Goodluck Jonathan, Enough By Kennedy Emetulu

Okay, I strongly supported President Goodluck Jonathan in the last election, even though I’m not a PDP member, and I have condemned and continue to condemn the present attempt to vilify him or make him a scapegoat for the supposed failure of his administration. I do admit he has a lot to be blamed for, but I just don’t think the present occupiers of Aso Rock should use him as an excuse for their own scandalous failures still dangerously unfolding. I believe Jonathan, like other previous heads of state and presidents, has done his bit while in office and must be allowed to go anywhere he wants freely and contributes to national development and discourse as he deems fit.
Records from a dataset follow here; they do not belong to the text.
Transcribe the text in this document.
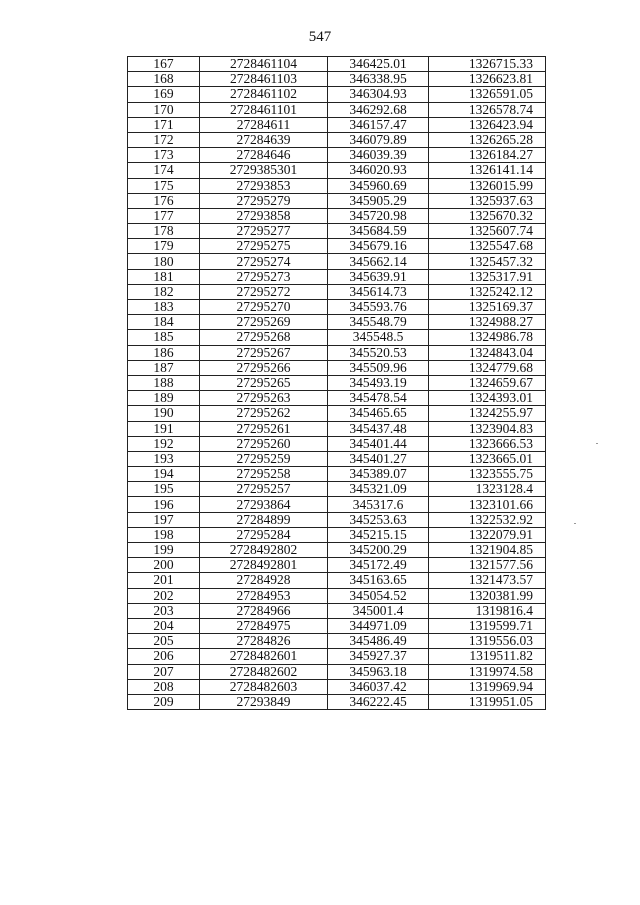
547
167	2728461104	346425.01	1326715.33
168	2728461103	346338.95	1326623.81
169	2728461102	346304.93	1326591.05
170	2728461101	346292.68	1326578.74
171	27284611	346157.47	1326423.94
172	27284639	346079.89	1326265.28
173	27284646	346039.39	1326184.27
174	2729385301	346020.93	1326141.14
175	27293853	345960.69	1326015.99
176	27295279	345905.29	1325937.63
177	27293858	345720.98	1325670.32
178	27295277	345684.59	1325607.74
179	27295275	345679.16	1325547.68
180	27295274	345662.14	1325457.32
181	27295273	345639.91	1325317.91
182	27295272	345614.73	1325242.12
183	27295270	345593.76	1325169.37
184	27295269	345548.79	1324988.27
185	27295268	345548.5	1324986.78
186	27295267	345520.53	1324843.04
187	27295266	345509.96	1324779.68
188	27295265	345493.19	1324659.67
189	27295263	345478.54	1324393.01
190	27295262	345465.65	1324255.97
191	27295261	345437.48	1323904.83
192	27295260	345401.44	1323666.53
193	27295259	345401.27	1323665.01
194	27295258	345389.07	1323555.75
195	27295257	345321.09	1323128.4
196	27293864	345317.6	1323101.66
197	27284899	345253.63	1322532.92
198	27295284	345215.15	1322079.91
199	2728492802	345200.29	1321904.85
200	2728492801	345172.49	1321577.56
201	27284928	345163.65	1321473.57
202	27284953	345054.52	1320381.99
203	27284966	345001.4	1319816.4
204	27284975	344971.09	1319599.71
205	27284826	345486.49	1319556.03
206	2728482601	345927.37	1319511.82
207	2728482602	345963.18	1319974.58
208	2728482603	346037.42	1319969.94
209	27293849	346222.45	1319951.05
I have watched him traverse the world since he left office, and I was convinced that he was doing this to garner support for his newly-established Goodluck Jonathan Foundation. I have also accepted the fact that he was being welcomed, hosted and given all manner of awards here and there abroad as a natural result of the commendable thing he did by handing over power the manner he did after the election of last year. Now, here is my problem: How long is he going to be globetrotting for? How can he be globetrotting now even more than he did while in office? What exactly is the purpose of all this? Apart from the work he did on behalf of the Commonwealth in Tanzania, I haven’t seen much of a benefit Goodluck Jonathan has brought to Nigeria or Africa with all these travels all over meeting with nondescript people here and there.
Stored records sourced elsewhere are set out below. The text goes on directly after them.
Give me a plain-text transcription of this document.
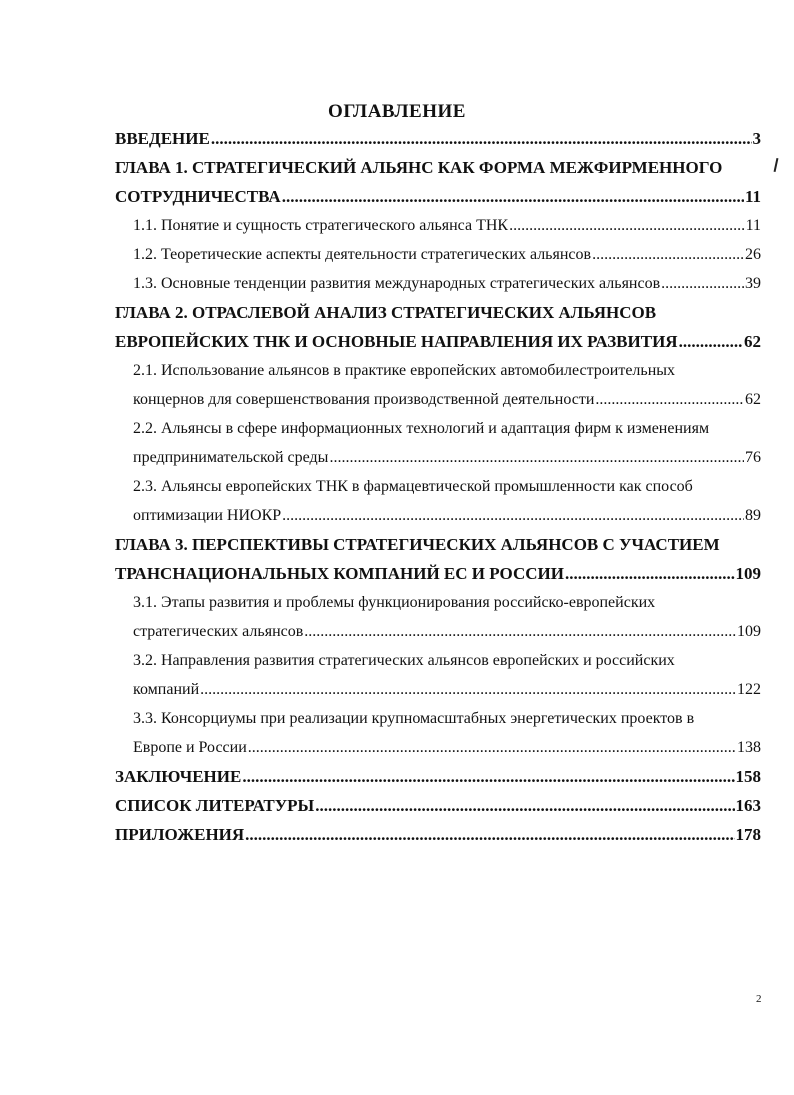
ОГЛАВЛЕНИЕ
ВВЕДЕНИЕ .....	3
ГЛАВА 1. СТРАТЕГИЧЕСКИЙ АЛЬЯНС КАК ФОРМА МЕЖФИРМЕННОГО
СОТРУДНИЧЕСТВА .....	11
1.1. Понятие и сущность стратегического альянса ТНК .....	11
1.2. Теоретические аспекты деятельности стратегических альянсов .....	26
1.3. Основные тенденции развития международных стратегических альянсов .....	39
ГЛАВА 2. ОТРАСЛЕВОЙ АНАЛИЗ СТРАТЕГИЧЕСКИХ АЛЬЯНСОВ
ЕВРОПЕЙСКИХ ТНК И ОСНОВНЫЕ НАПРАВЛЕНИЯ ИХ РАЗВИТИЯ .....	62
2.1. Использование альянсов в практике европейских автомобилестроительных
концернов для совершенствования производственной деятельности .....	62
2.2. Альянсы в сфере информационных технологий и адаптация фирм к изменениям
предпринимательской среды .....	76
2.3. Альянсы европейских ТНК в фармацевтической промышленности как способ
оптимизации НИОКР .....	89
ГЛАВА 3. ПЕРСПЕКТИВЫ СТРАТЕГИЧЕСКИХ АЛЬЯНСОВ С УЧАСТИЕМ
ТРАНСНАЦИОНАЛЬНЫХ КОМПАНИЙ ЕС И РОССИИ .....	109
3.1. Этапы развития и проблемы функционирования российско-европейских
стратегических альянсов .....	109
3.2. Направления развития стратегических альянсов европейских и российских
компаний .....	122
3.3. Консорциумы при реализации крупномасштабных энергетических проектов в
Европе и России .....	138
ЗАКЛЮЧЕНИЕ .....	158
СПИСОК ЛИТЕРАТУРЫ .....	163
ПРИЛОЖЕНИЯ .....	178
2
When I saw him return to Nigeria recently after the falsehood that he was seeking exile abroad, I was happy. But just as we were welcoming him home, he was out again and now is in London! I have just read the speech he delivered there, and I’m wondering what that is all about.
Who doubted his Nigerianness? Of what value is that Bloomberg appearance or that speech? Of what value is a speech that’s just a list of what he achieved while in government? How is that useful for where we are now as a nation?
Here is what I think: Jonathan is still a prisoner to some of those who advised him wrongly while he was President, people who couldn’t sell his achievements properly to the Nigerian people, people who sat there complacently and watched the APC take power without providing Nigerians a better alternative in terms of ideas of government. These are people who allowed the opposition then to define Jonathan so badly that such a negative definition was enough to turn the election against him. These people are at it again. They are telling Jonathan that running around the world like some quixotic statesman is the way to go! No, it’s not! Enough of this crap!
Jonathan should return to Nigeria and join hands with the President Muhammadu Buhari government, the Nigerian civil society, and fellow citizens to save us from where we are now. Everyone knows Nigeria is in dire straits right now, and he and his administration contributed to that state as much as bad policies from the present government too. His Goodluck Jonathan Foundation will not get the legitimacy it needs from outside. It is the people of Nigeria he is working for, not foreign media consultants, events organisers or PR gurus. He should come down home to Otuoke, Yenagoa, Port Harcourt, Abuja or Lagos and Nigerians at home will always find him something to do to keep him busy! Jonathan should know that apart from President Muhammadu Buhari, he is the singular most important factor in Nigerian politics right now. Of course, I’m aware that President Buhari consulted with him on his brief return recently, but that is not enough. He needs to sit down in Nigeria and help fashion out solutions to many of the problems we have on the ground. For instance, the Niger Delta is today back under the grip of militancy. He was a principal figure in ending it the first time as part of the Yar’Adua government. He should once again deploy that skill now and make himself a bridge between the government and the militants. I know the problem of the Niger Delta and its relationship with political leaders at the top from elsewhere, I know the age-old story of injustice, environmental despoliation, inequity and all that; but Jonathan was there for five years and couldn’t change much. Nonetheless, there must be something he knows and that he has learnt in that period that will be useful for Nigeria now. Let him begin to work with those he can work with to make sure the tension there is de-escalated. He can’t credibly do that from London. He has to be on the ground.
Of course, I know some supposed Jonathan supporters will attack me for this, but I really don’t care. They cannot be bigger supporters of Jonathan than me. But I do not only support him; I wish him well, and it’s only someone that wishes you well that will tell you the truth, especially the truth you do not want to hear. Jonathan is still relatively a young man and has a lot to contribute to Nigeria and Africa. As president and national leader, he has garnered a lot of goodwill and a lot of enemies as well. The enemies, he cannot do much about, but the goodwill he can fritter away on these meaningless junkets. He should be in Nigeria consulting with young people and our future leaders and help fashion a future that is worthwhile for them. We know Nigeria is a leadership graveyard, but all past and present leaders cannot just go about acting like bums and expect us to be happy. For our sake, Jonathan has to be different. Enough of the wakabout!